いつものように星空を見上げていると、ヴェントゥスがチリシィと同じサイズの白ネコのぬいぐるみをフィリアに渡してくる。
「バレンタインってたいせつな人にプレゼントを贈る日だって聞いたから、ロクサスにバイトを紹介してもらって、買ったんだ」
「私に? ありがとう! チリシィみたいでかわいい」
ヴェントゥスがチラッとヴァニタスを見て「おまえもぬいぐるみが欲しかったか?」と訊ねると、ヴァニタスは「いるか」とジト目でヴェントゥスに答える。そして彼もネコのぬいぐるみと同じサイズの黒ウサギのぬいぐるみをフィリアに渡してきた。
「わあ、ヴァニタスもくれるの?」
「俺には人に何を渡せばいいのか分からない。だから、ヴェントゥスと似たものにした」
どちらのぬいぐるみもふわふわで愛らしく造られており、素人目にも高級品なのが分かる。
「どっちもかわいい。ありがとう。大切にするね」
ヴェントゥスはウサギを見て「あの店でネコとどっちにしようか迷ってたやつだ」と目を丸くした。
「おまえ、マニーはどうしたんだ?」
結構高かったのに……とヴェントゥスが心配すると、ヴァニタスはあっけらかんとした表情で答える。
「マニーなんて、アンヴァースが勝手に集めてくる」
「えっ、ずるい!」
「使えるものを使ってなにが悪い」
にらみ合うふたりに不穏な気配を察知し、フィリアは慌てて割り込んだ。
「あのね! 私も、ふたりに渡したくてカイリに習ってきたの」
そしてフィリアは約束のお守りをふたつ取り出し、それぞれに渡す。
「ごめんね、私は手作りだから、あんまりお金かかってないの……」
貝がら集めには苦心したけれど、高級品を頂いた後に手作り品を渡すのはなんだか申し訳ない気持ちになる。フィリアがちょっと俯きかけたとき、ヴェントゥスが「ありがとう、嬉しいよ!」と満面の笑みを見せた。喜んでもらえてよかっとホッとするフィリアは、次にヴァニタスの反応が気になってくる。
チラッと横を見ると、ヴァニタスは薄っすら頬を染めて、ジッとお守りを見つめていた。
「ヴァニタスも気に入ったんだって。よかったな。フィリア」
「おい、勝手に言うな」
ヴァニタスがジロッとヴェントゥスを睨む。
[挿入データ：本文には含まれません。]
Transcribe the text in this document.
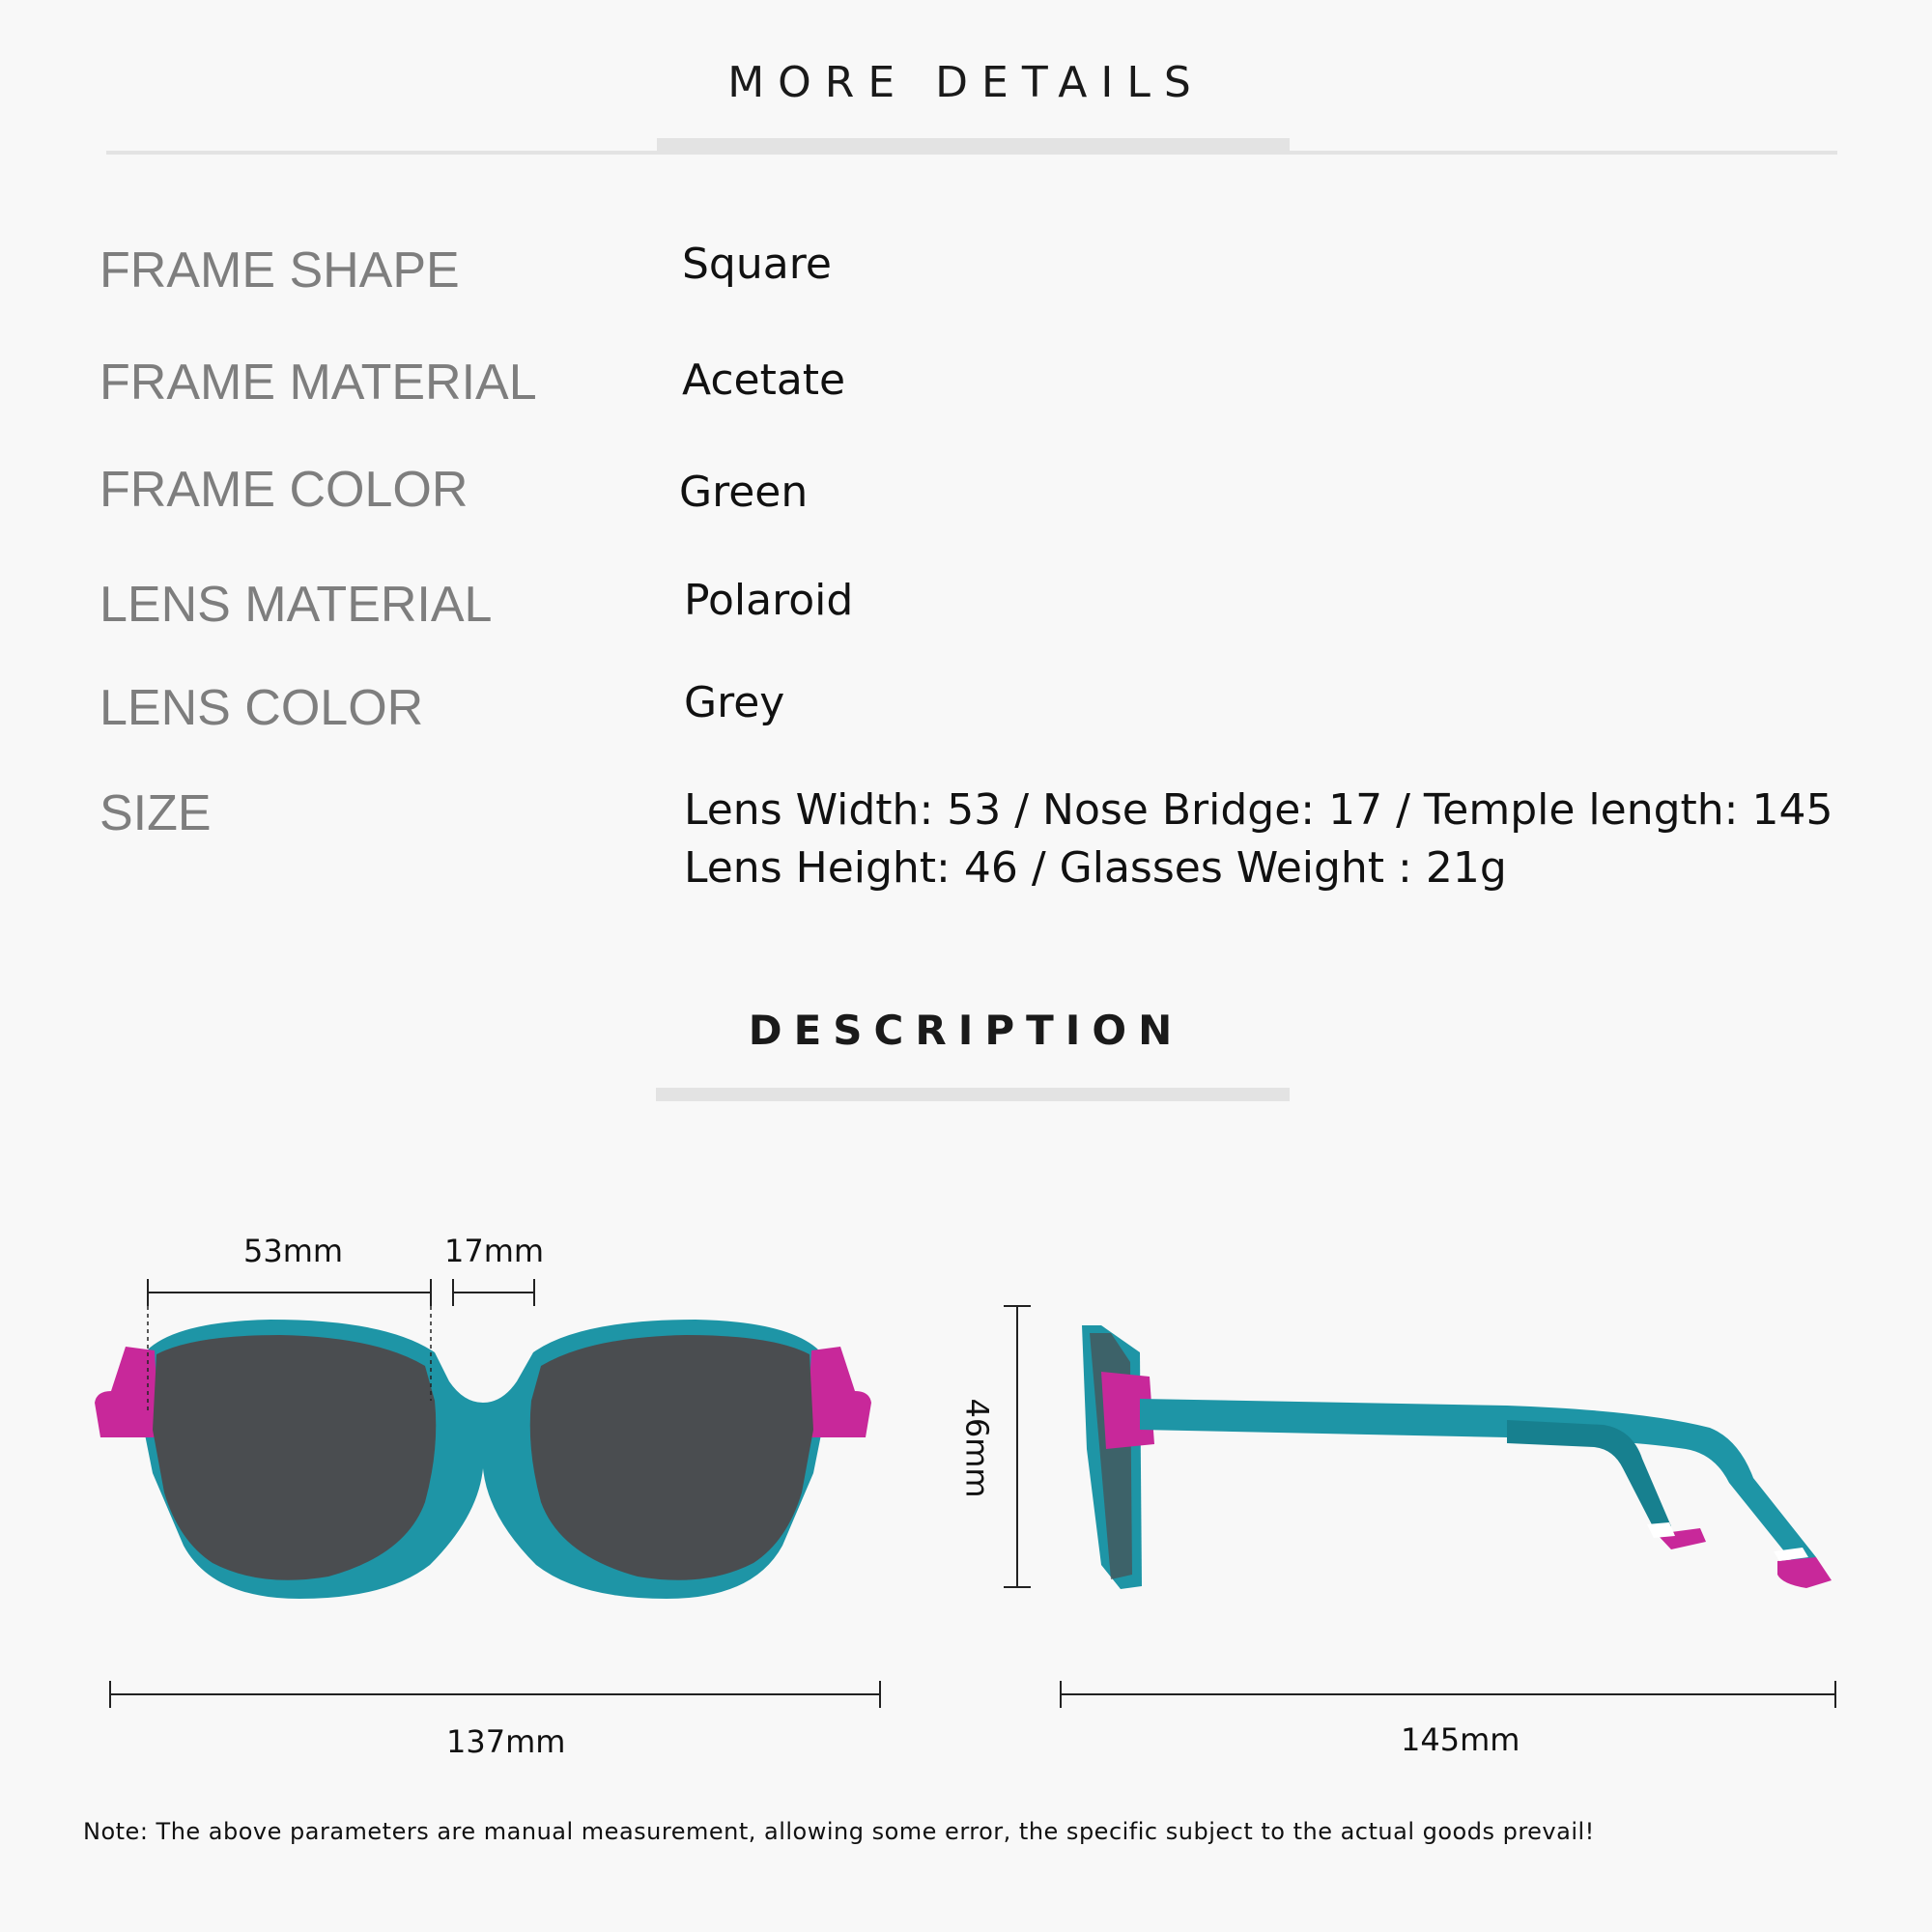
MORE DETAILS
FRAME SHAPE	Square
FRAME MATERIAL	Acetate
FRAME COLOR	Green
LENS MATERIAL	Polaroid
LENS COLOR	Grey
SIZE	Lens Width: 53 / Nose Bridge: 17 / Temple length: 145
Lens Height: 46 / Glasses Weight : 21g
DESCRIPTION
53mm	17mm
46mm
137mm	145mm
Note: The above parameters are manual measurement, allowing some error, the specific subject to the actual goods prevail!
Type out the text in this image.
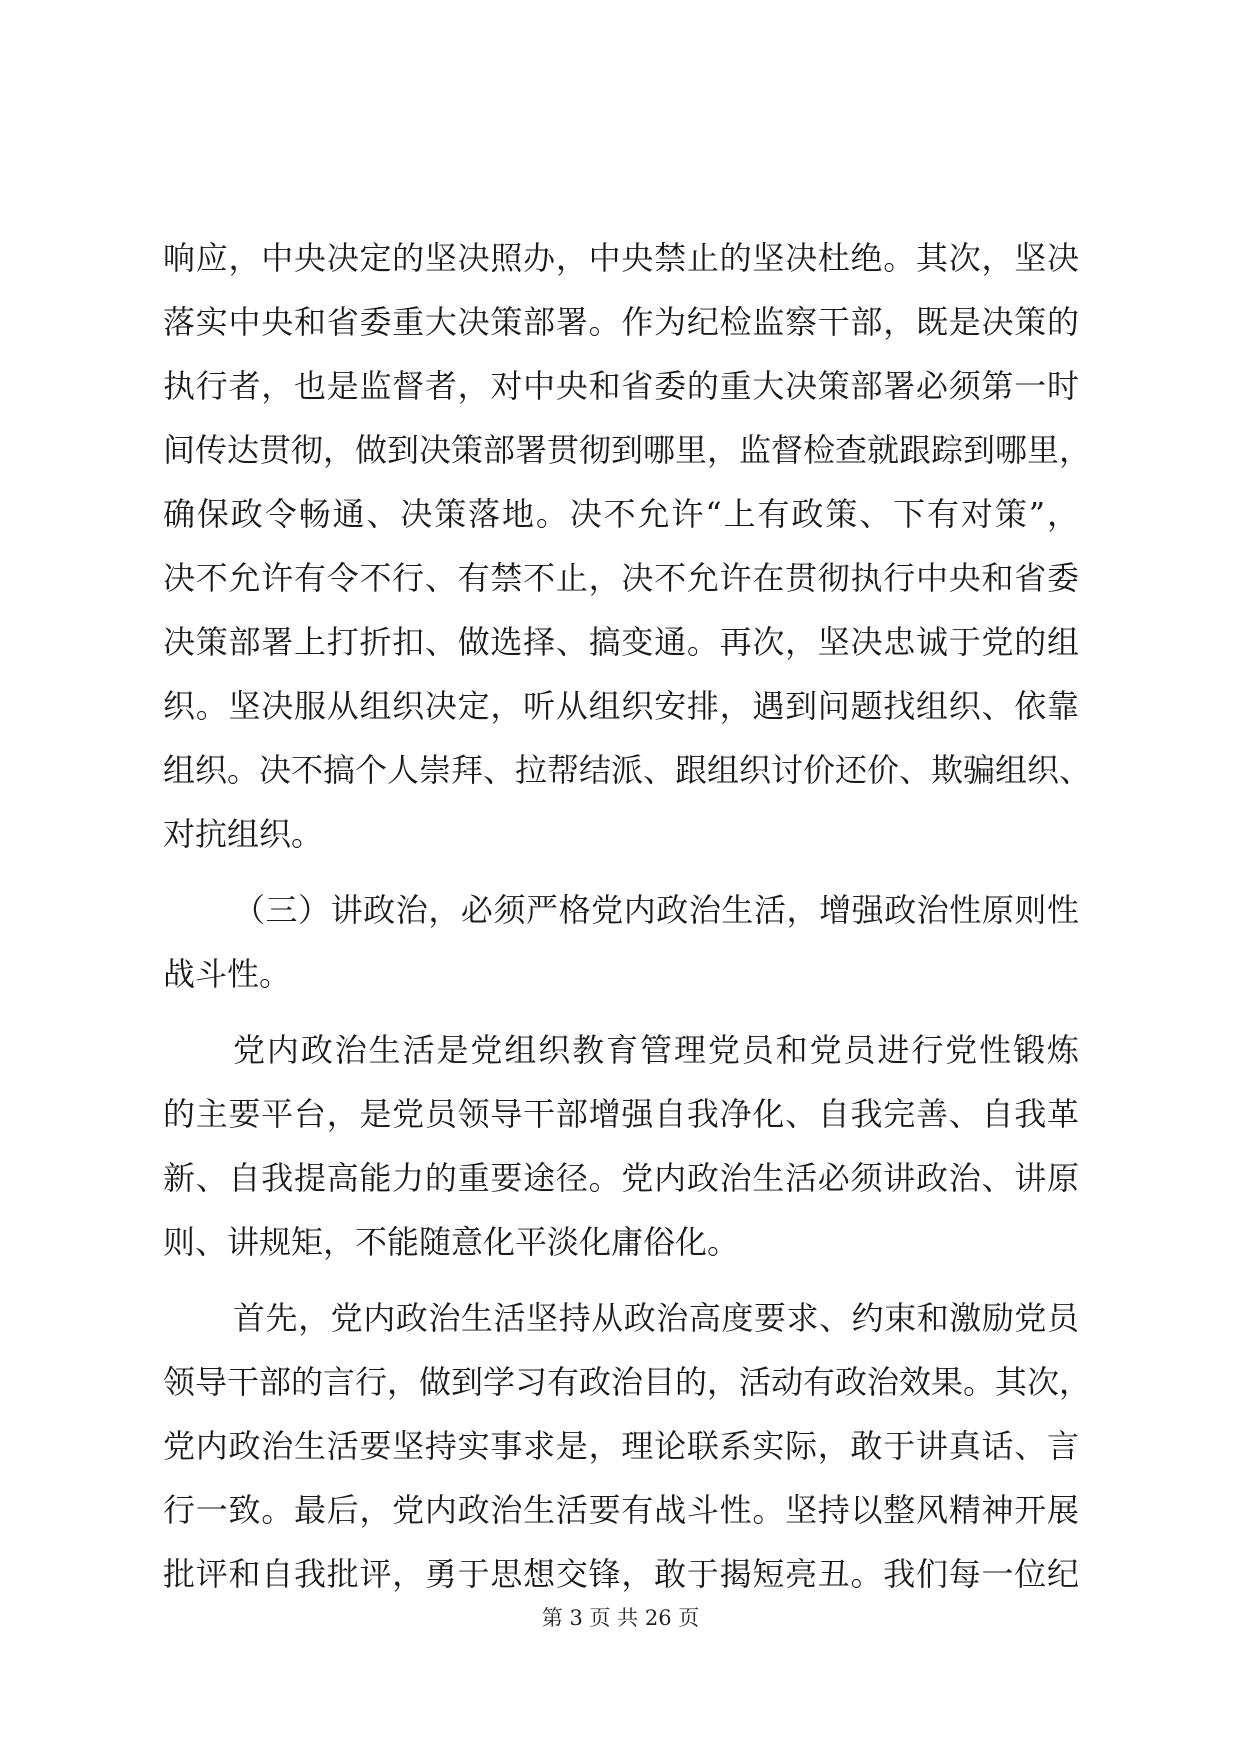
响应，中央决定的坚决照办，中央禁止的坚决杜绝。其次，坚决
落实中央和省委重大决策部署。作为纪检监察干部，既是决策的
执行者，也是监督者，对中央和省委的重大决策部署必须第一时
间传达贯彻，做到决策部署贯彻到哪里，监督检查就跟踪到哪里，
确保政令畅通、决策落地。决不允许“上有政策、下有对策”，
决不允许有令不行、有禁不止，决不允许在贯彻执行中央和省委
决策部署上打折扣、做选择、搞变通。再次，坚决忠诚于党的组
织。坚决服从组织决定，听从组织安排，遇到问题找组织、依靠
组织。决不搞个人崇拜、拉帮结派、跟组织讨价还价、欺骗组织、
对抗组织。
（三）讲政治，必须严格党内政治生活，增强政治性原则性
战斗性。
党内政治生活是党组织教育管理党员和党员进行党性锻炼
的主要平台，是党员领导干部增强自我净化、自我完善、自我革
新、自我提高能力的重要途径。党内政治生活必须讲政治、讲原
则、讲规矩，不能随意化平淡化庸俗化。
首先，党内政治生活坚持从政治高度要求、约束和激励党员
领导干部的言行，做到学习有政治目的，活动有政治效果。其次，
党内政治生活要坚持实事求是，理论联系实际，敢于讲真话、言
行一致。最后，党内政治生活要有战斗性。坚持以整风精神开展
批评和自我批评，勇于思想交锋，敢于揭短亮丑。我们每一位纪
第 3 页 共 26 页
最近、ヴァニタスはヴェントゥスに気持ちを代弁されると拗ねるようになった。
「ヴァニタスにも喜んでもらえたら、嬉しい」
「……ああ」
答えたヴァニタスがフィリア顔を寄せてくる。求められるままキスすると、後ろでヴェントゥスが「あーっ!」と叫んだ。
「フィリア、俺も、俺も!」
「うん、あっ──」
フィリアは振り向こうとして、ヴァニタスに押さえられてまたキスされる。うしろでヴェントゥスが騒いでいる間にもキスはどんどん深くなっていって、フィリアの思考がボンヤリしてきた頃、強引にヴェントゥス側に引っ張られた。
「ヴァニタスばっかりずるい!」
「子どもか」
ぷりぷり頬を膨らませるヴェントゥスへ、ヴァニタスが煽るように鼻で笑う声がする。
「仲良くして。ね」
ヴェントゥスの髪をよしよし撫でると、その手を掴まれて口づけられた。
「フィリア、俺にも、ヴァニタスと同じくらい」
ヴェントゥスとヴァニタスを平等に愛するのがこの交際のルールである。
フィリアは求められるままヴェントゥスとキスすると、今度はヴァニタスが後ろから髪や耳にキスしてきた。それにヴェントゥスがムムッと気づくのも分かる。
あーあー。山頂は寒いというのに今夜はなかなか城に戻れなくなりそうだと、ぬいぐるみを抱きしめながらフィリアは嬉しいやら困るやら複雑な気持ちで思うのであった。